C’est pas étonnant qu’il y ait si peu d’informations sur le pagne africain. Le coton éthiopien existe depuis le 1er siècle, mais les Africain·es n’ont pas cette culture de l’histoire écrite. Les Blanc·hes, trop étriqué·es d’esprit, se sont alors permis·es de leur renier toute forme d’intelligence. C’est une forme de colonisation que même nos tissus soient décrits à travers le white gaze. Même les symboles utilisés, dont les signes adinkra, n’ont été reconnus que très tard alors qu’ils constituent un vrai langage codifié, au même niveau que les hiéroglyphes. D’ailleurs, il reste encore des écritures qui n’ont pas encore été découvertes à ce jour.

C’est donc la colonisation qui a donné lieu au wax hollandais
C’est l’emblème même de la colonisation des tissus africains. Les Hollandais·es ont réussi à maîtriser la technique de l’imprimé sous cire et à fixer les couleurs. Iels prennent la matière première, le coton, et les motifs d’Afrique qui leur coûte trois fois rien, pour imprimer des tissus africains aux Pays-Bas, et ensuite les revendre à des prix exorbitants en Afrique. Ça fait partie des pratiques d’extractions qui ont lieu en Afrique, il en va de même pour le cacao. 

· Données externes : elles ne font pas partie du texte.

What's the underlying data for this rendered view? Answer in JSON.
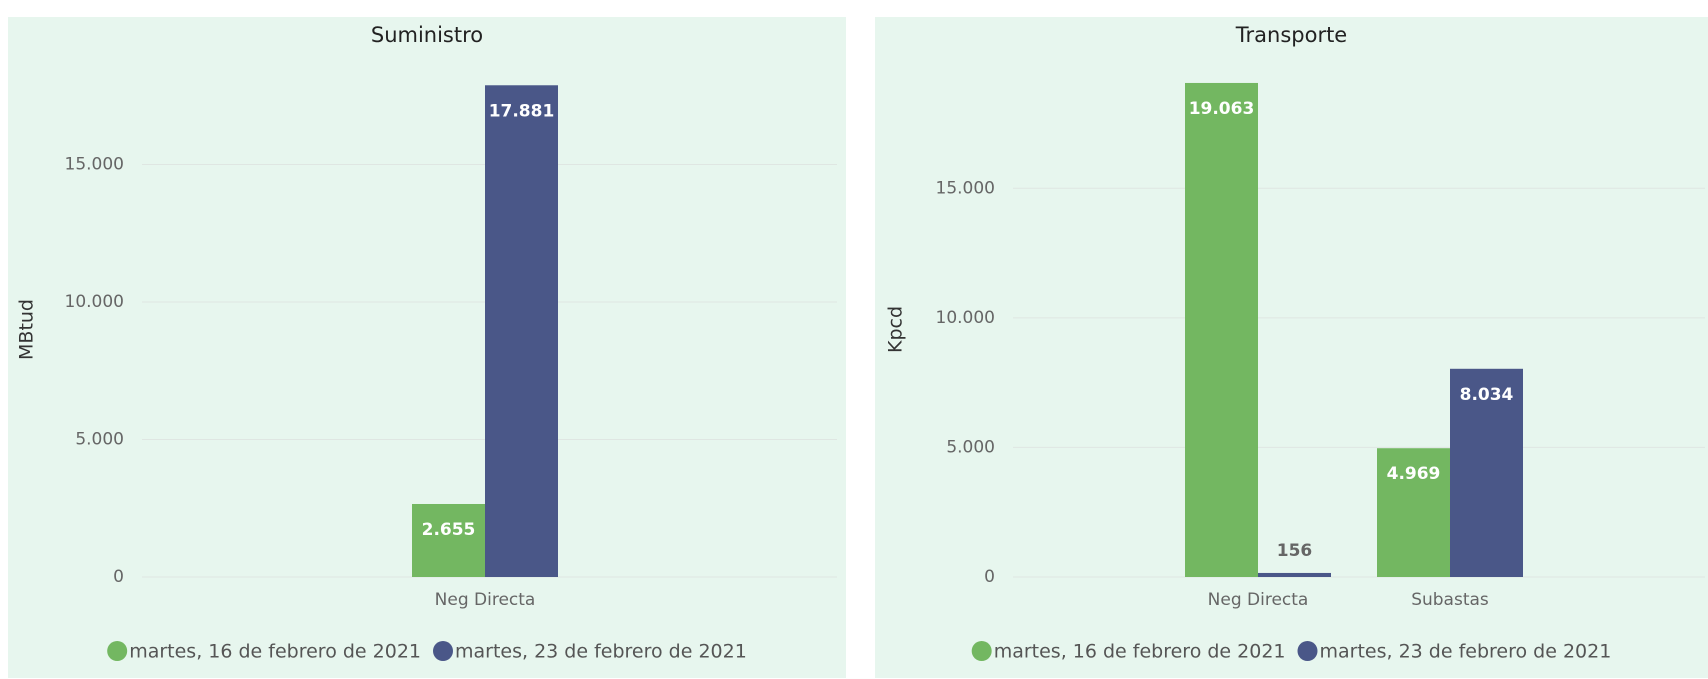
{
  "chart_data": [
    {
      "type": "bar",
      "title": "Suministro",
      "y_label": "MBtud",
      "categories": [
        "Neg Directa"
      ],
      "series": [
        {
          "name": "martes, 16 de febrero de 2021",
          "color": "#73b761",
          "values": [
            2655
          ],
          "value_labels": [
            "2.655"
          ]
        },
        {
          "name": "martes, 23 de febrero de 2021",
          "color": "#4a5788",
          "values": [
            17881
          ],
          "value_labels": [
            "17.881"
          ]
        }
      ],
      "ylim": [
        0,
        18000
      ],
      "yticks": [
        0,
        {
          "value": 5000,
          "label": "5.000"
        },
        {
          "value": 10000,
          "label": "10.000"
        },
        {
          "value": 15000,
          "label": "15.000"
        }
      ],
      "grid": true
    },
    {
      "type": "bar",
      "title": "Transporte",
      "y_label": "Kpcd",
      "categories": [
        "Neg Directa",
        "Subastas"
      ],
      "series": [
        {
          "name": "martes, 16 de febrero de 2021",
          "color": "#73b761",
          "values": [
            19063,
            4969
          ],
          "value_labels": [
            "19.063",
            "4.969"
          ]
        },
        {
          "name": "martes, 23 de febrero de 2021",
          "color": "#4a5788",
          "values": [
            156,
            8034
          ],
          "value_labels": [
            "156",
            "8.034"
          ]
        }
      ],
      "ylim": [
        0,
        19100
      ],
      "yticks": [
        0,
        {
          "value": 5000,
          "label": "5.000"
        },
        {
          "value": 10000,
          "label": "10.000"
        },
        {
          "value": 15000,
          "label": "15.000"
        }
      ],
      "grid": true
    }
  ]
}
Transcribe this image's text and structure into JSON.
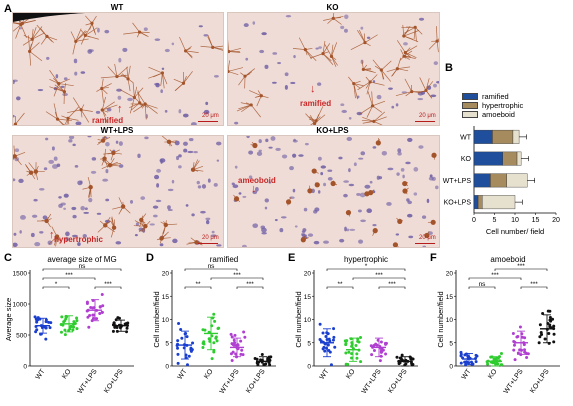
{
  "panel_labels": [
    "A",
    "B",
    "C",
    "D",
    "E",
    "F"
  ],
  "micrographs": [
    {
      "title": "WT",
      "annotation": "ramified",
      "scale": "20 μm"
    },
    {
      "title": "KO",
      "annotation": "ramified",
      "scale": "20 μm"
    },
    {
      "title": "WT+LPS",
      "annotation": "hypertrophic",
      "scale": "20 μm"
    },
    {
      "title": "KO+LPS",
      "annotation": "ameoboid",
      "scale": "20 μm"
    }
  ],
  "colors": {
    "ramified": "#1f4e9c",
    "hypertrophic": "#a58b5e",
    "amoeboid": "#e6e0cf",
    "WT": "#1a3fcf",
    "KO": "#2ecc2e",
    "WT+LPS": "#b03fd1",
    "KO+LPS": "#111111",
    "tissue": "#efdcd6",
    "microglia": "#a4542a",
    "nuclei": "#6f5fa5"
  },
  "chart_data": [
    {
      "id": "B",
      "type": "bar",
      "orientation": "horizontal",
      "stacked": true,
      "categories": [
        "WT",
        "KO",
        "WT+LPS",
        "KO+LPS"
      ],
      "series": [
        {
          "name": "ramified",
          "values": [
            4.5,
            7.0,
            4.0,
            1.0
          ]
        },
        {
          "name": "hypertrophic",
          "values": [
            5.0,
            3.5,
            4.0,
            1.0
          ]
        },
        {
          "name": "amoeboid",
          "values": [
            1.5,
            1.0,
            5.0,
            8.0
          ]
        }
      ],
      "xlabel": "Cell number/ field",
      "xlim": [
        0,
        20
      ],
      "xticks": [
        0,
        5,
        10,
        15,
        20
      ],
      "legend_position": "top"
    },
    {
      "id": "C",
      "type": "scatter",
      "title": "average size of MG",
      "ylabel": "Average size",
      "categories": [
        "WT",
        "KO",
        "WT+LPS",
        "KO+LPS"
      ],
      "means": [
        650,
        680,
        900,
        650
      ],
      "sd": [
        120,
        130,
        170,
        90
      ],
      "ylim": [
        0,
        1500
      ],
      "yticks": [
        0,
        500,
        1000,
        1500
      ],
      "significance": [
        {
          "groups": [
            0,
            1
          ],
          "label": "*"
        },
        {
          "groups": [
            0,
            2
          ],
          "label": "***"
        },
        {
          "groups": [
            2,
            3
          ],
          "label": "***"
        },
        {
          "groups": [
            0,
            3
          ],
          "label": "ns"
        }
      ]
    },
    {
      "id": "D",
      "type": "scatter",
      "title": "ramified",
      "ylabel": "Cell number/field",
      "categories": [
        "WT",
        "KO",
        "WT+LPS",
        "KO+LPS"
      ],
      "means": [
        4.5,
        7.0,
        4.0,
        1.0
      ],
      "sd": [
        3.0,
        3.5,
        2.0,
        1.0
      ],
      "ylim": [
        0,
        20
      ],
      "yticks": [
        0,
        5,
        10,
        15,
        20
      ],
      "significance": [
        {
          "groups": [
            0,
            1
          ],
          "label": "**"
        },
        {
          "groups": [
            2,
            3
          ],
          "label": "***"
        },
        {
          "groups": [
            1,
            3
          ],
          "label": "***"
        },
        {
          "groups": [
            0,
            2
          ],
          "label": "ns"
        }
      ]
    },
    {
      "id": "E",
      "type": "scatter",
      "title": "hypertrophic",
      "ylabel": "Cell number/field",
      "categories": [
        "WT",
        "KO",
        "WT+LPS",
        "KO+LPS"
      ],
      "means": [
        5.0,
        3.5,
        4.0,
        1.0
      ],
      "sd": [
        3.0,
        2.5,
        2.0,
        1.0
      ],
      "ylim": [
        0,
        20
      ],
      "yticks": [
        0,
        5,
        10,
        15,
        20
      ],
      "significance": [
        {
          "groups": [
            0,
            1
          ],
          "label": "**"
        },
        {
          "groups": [
            2,
            3
          ],
          "label": "***"
        },
        {
          "groups": [
            1,
            3
          ],
          "label": "***"
        },
        {
          "groups": [
            0,
            3
          ],
          "label": "*"
        }
      ]
    },
    {
      "id": "F",
      "type": "scatter",
      "title": "amoeboid",
      "ylabel": "Cell number/field",
      "categories": [
        "WT",
        "KO",
        "WT+LPS",
        "KO+LPS"
      ],
      "means": [
        1.5,
        1.0,
        5.0,
        8.0
      ],
      "sd": [
        1.2,
        1.0,
        2.5,
        3.0
      ],
      "ylim": [
        0,
        20
      ],
      "yticks": [
        0,
        5,
        10,
        15,
        20
      ],
      "significance": [
        {
          "groups": [
            0,
            1
          ],
          "label": "ns"
        },
        {
          "groups": [
            2,
            3
          ],
          "label": "***"
        },
        {
          "groups": [
            0,
            2
          ],
          "label": "***"
        },
        {
          "groups": [
            1,
            3
          ],
          "label": "***"
        }
      ]
    }
  ]
}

Il faut mettre fin à l’African Dutch wax. Ces vêtements viennent d’Afrique, on détient tous les savoirs et techniques pour les faire nous-même. Que les Africain·es aient besoin des Blanc·hes pour imprimer leurs vêtements est une idée complètement erronée. Nous étions les premier·es à teindre nos vêtements avec des produits naturels, comme la boue fermentée, des herbes et des fleurs. C’est désolant de voir les Blanc·hes croire qu’iels font redécouvrir les tissus africains. Iels se sont épris d’une fascination pour nos tissus et soudainement veulent discuter de l’importance et de la valeur du pagne africain, comme si on ne la connaissait pas déjà.

Tu penses quoi des designers qui utilisent les motifs africains dans leurs collections ?
Pour moi, la haute couture a le droit de s’inspirer de la culture noire, parce que oui, c’est beau. Après, il faut aussi faire preuve de respect et de reconnaissance, d’inclure et d’impliquer les personnes concernées. L’important c’est de reconnaître et partager l’histoire et les signification des motifs et tissus utilisés pour que le public ne pense pas que ces pièces sortent d’une usine quelconque. 

Il faut qu’il y ait de la reconnaissance et de la gratitude, par un addendum ou une explication sur l’origine lors d’une présentation. C’est une question d’honnêteté et d’éthique. Les créateur·ices africain·es ne sont pas protégé·es par le copyrighting. Mais ce n’est pas parce qu’iels ne sont pas titulaires du copyright sur leurs concepts, que ces créations ne leur reviennent pas de droit

« Le copyright, c’est une affaire de pouvoir, et il est en train de dépouiller l’Afrique de ses propres créations. »

Le problème du copyright, c’est qu’il doit être écrit noir sur blanc.
Exactement. Le copyright est un concept très occidental et beaucoup de personne ne savent même pas qu’elles doivent faire enregistrer leurs œuvres. Sans le copyright, n’importe qui peut s’approprier n’importe quoi, juste parce qu’iels ont déposé la demande en premier. C’est une énorme faille dans le système. C’est la course, les gens se ruent sur les copyrights et volent énormément de choses. C’est comme ça que Monsanto a breveté des graines de plantes africaines, que les Chinois·es ont copyrighté les khangas et les paniers kenyans appelés kiondos. Ce qui veut dire que les Chinois·es peuvent produire des kiondos dans des usines et que le Kenya ne pourra pas revendiquer que c’est un produit kényan.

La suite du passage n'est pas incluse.